Designing a ship is an iterative process. At concept design level, during the tendering phase, few details of the vessel are known. The metrics used for estimating new building costs and future lifecycle cost are based on simplified estimation functions. An increasing number of cost and revenue drivers becomes known as the design process continues towards basic design. However, at this point, a large amount of the life cycle costs is already determined and the risk related to the design becomes a significant part of the total tendering costs. It is therefore, that shipyards and designers make trade-offs between further optimizing the total lifecycle cost of the vessel and lowering the cost of acquisition and concept design.
In contrast, for the future owners of the vessel the impact of relatively simple early design choices could make a giant difference in future revenues and total lifecycle cost. For example: What would be the effect on the total cost of ownership of a crew transfer vessel (CTV) in the offshore wind industry over the next 25-year lifespan if the speed of the vessel would be one knot faster? What would be the impact on the annual revenue of a cutter suction dredger (CSD) if the cutter power is increased with only a few kilowatts? What is the impact of additional bollard pull on a harbor tug or a few extra beds or restaurant seats on a ROPAX ferry? What is the impact on the future operational cost if the length/beam ratio of a trawler decreases a couple percent? What would be the reduction in annual depreciation and interest expenses if the new building price would be reduced a couple of million? And what would be the effect on the bottom line of a Heavy Lifting Vessel (HLV) if the weather window would be increased by a few hours per month?

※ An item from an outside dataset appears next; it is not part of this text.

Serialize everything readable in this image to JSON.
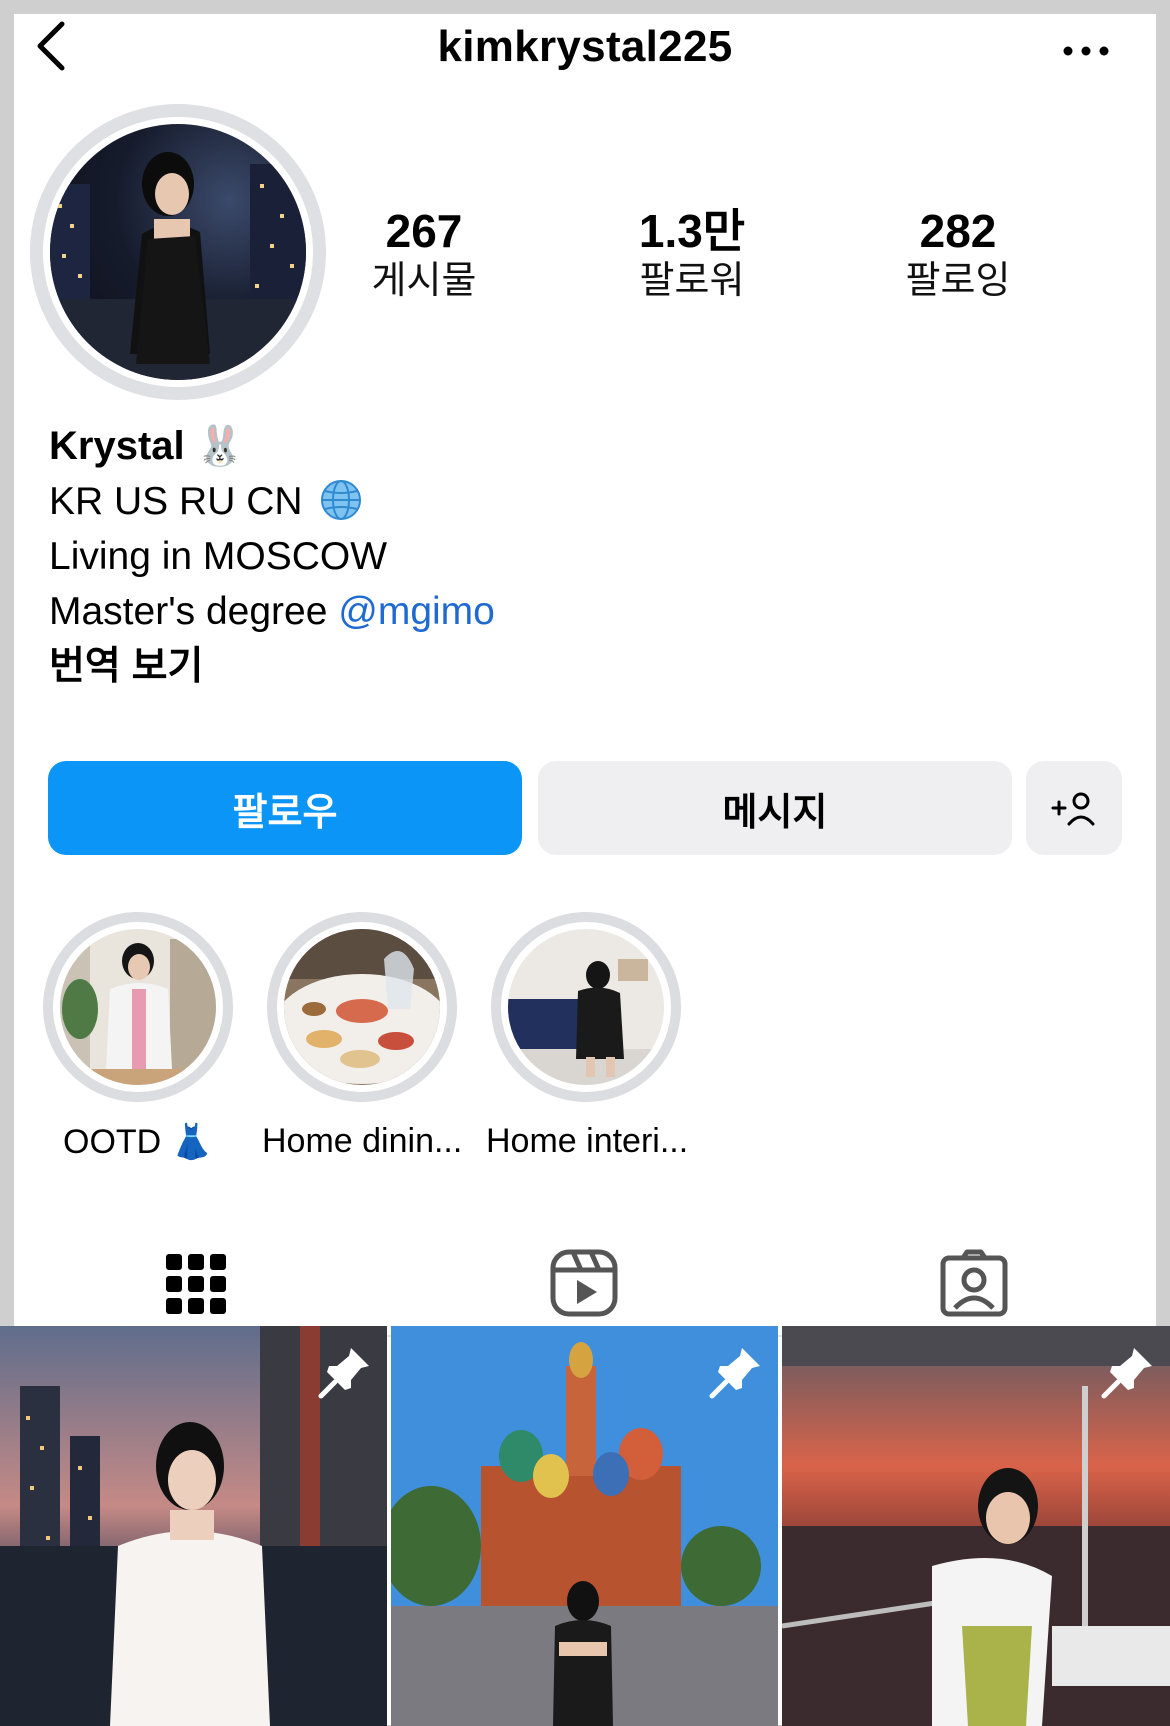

In addition, the future ship owner should be aware of the exposure of the vessel to external forces. E.g.: fuel price hikes, interest rate spikes, charter rate fluctuations and more. For example: What is the impact of current design choices on the secondhand market value of the vessel? Is it better to comply with future IMO regulations now, even though the regulation has not been ratified yet in order to increase the future residual value of the vessel in 25 years from now? These, and more questions are crucial during the early conceptual design stage and most of them are still relevant once the ship is already in operation. More and more ship design offices are experimenting with smart data driven estimation solutions and intelligent algorithms to calculate the effects of various design choices.
Designing models in which the different solutions are parametrized and the possible impact of changes in the economic and political environment are modelled, requires a parametric structure of the vessel new building and operational financials. Not only CAPEX and OPEX are relevant, also the potential revenue streams should be taken into account and modelled. These models produce quick and reliable assessments of potential profits and risks for design and operation. At early stages of the design, when many details of the design are not yet available, the models provide statistical values for missing parameters. If the vessel is already in operation, the models could help to make decisions on possible conversions. For example, whether or not to lengthen a cruise ship.
How ship design cost models work
Cost and revenue models typically return a full set of financial statements including balance sheet, profit & loss and cashflow statements forecasted over the complete lifecycle of the vessel. They provide a range of structural, powering and manning selections to predict weights, costs and various performance characteristics.
Models typically offer a wide variety of options: dimensional; cargo capacity; power and propulsion systems; crew and passenger size; structural materials, automation systems and equipment. Cost estimation parameters are based on estimated construction costs at different levels of detail and are not exclusively weight-based, but based on many different metrics including engine power, ranges and fuel type.
Separate reference financial models are be used for different ship types. For example, different models should be maintained for high-speed vessels, dredgers, cargo ships, tugs, crew transfer vessels and ferries.
The impact of each component of the vessel on future revenue, capital expenditure, operating expenditure and risk is entered into the general ledger of the financial forecasting model as a set of double entry accounting journals in the future. The model generates accounting postings over the lifecycle of the vessel. This way, different design choices can be stacked on top of each other as layers offering insight into the integrated effect of a composition of design choices and external forces. The models could for example show the bottom line impact of installing an Ampelmann motion compensator on a crew transfer vessel (CTV) or an additional barge loading installation on a trailing suction hopper dredger (TSHD).
It will be these intelligent models that will make the difference in ship design in the coming years. Owners and financiers will demand these analyses and data driven design will become decisive in tendering procedures. Data driven intelligent models are typically not built in a spreadsheet environment, but are programmed in popular languages like Python or Java or maintained in engineering software packages like MATLAB. Machine learning algorithms source from data lakes that contain historical datasets of material prices, fuel cost and more. In order to increase the quality of the model and data over time, the models are stored in a safe, controlled and auditable environment.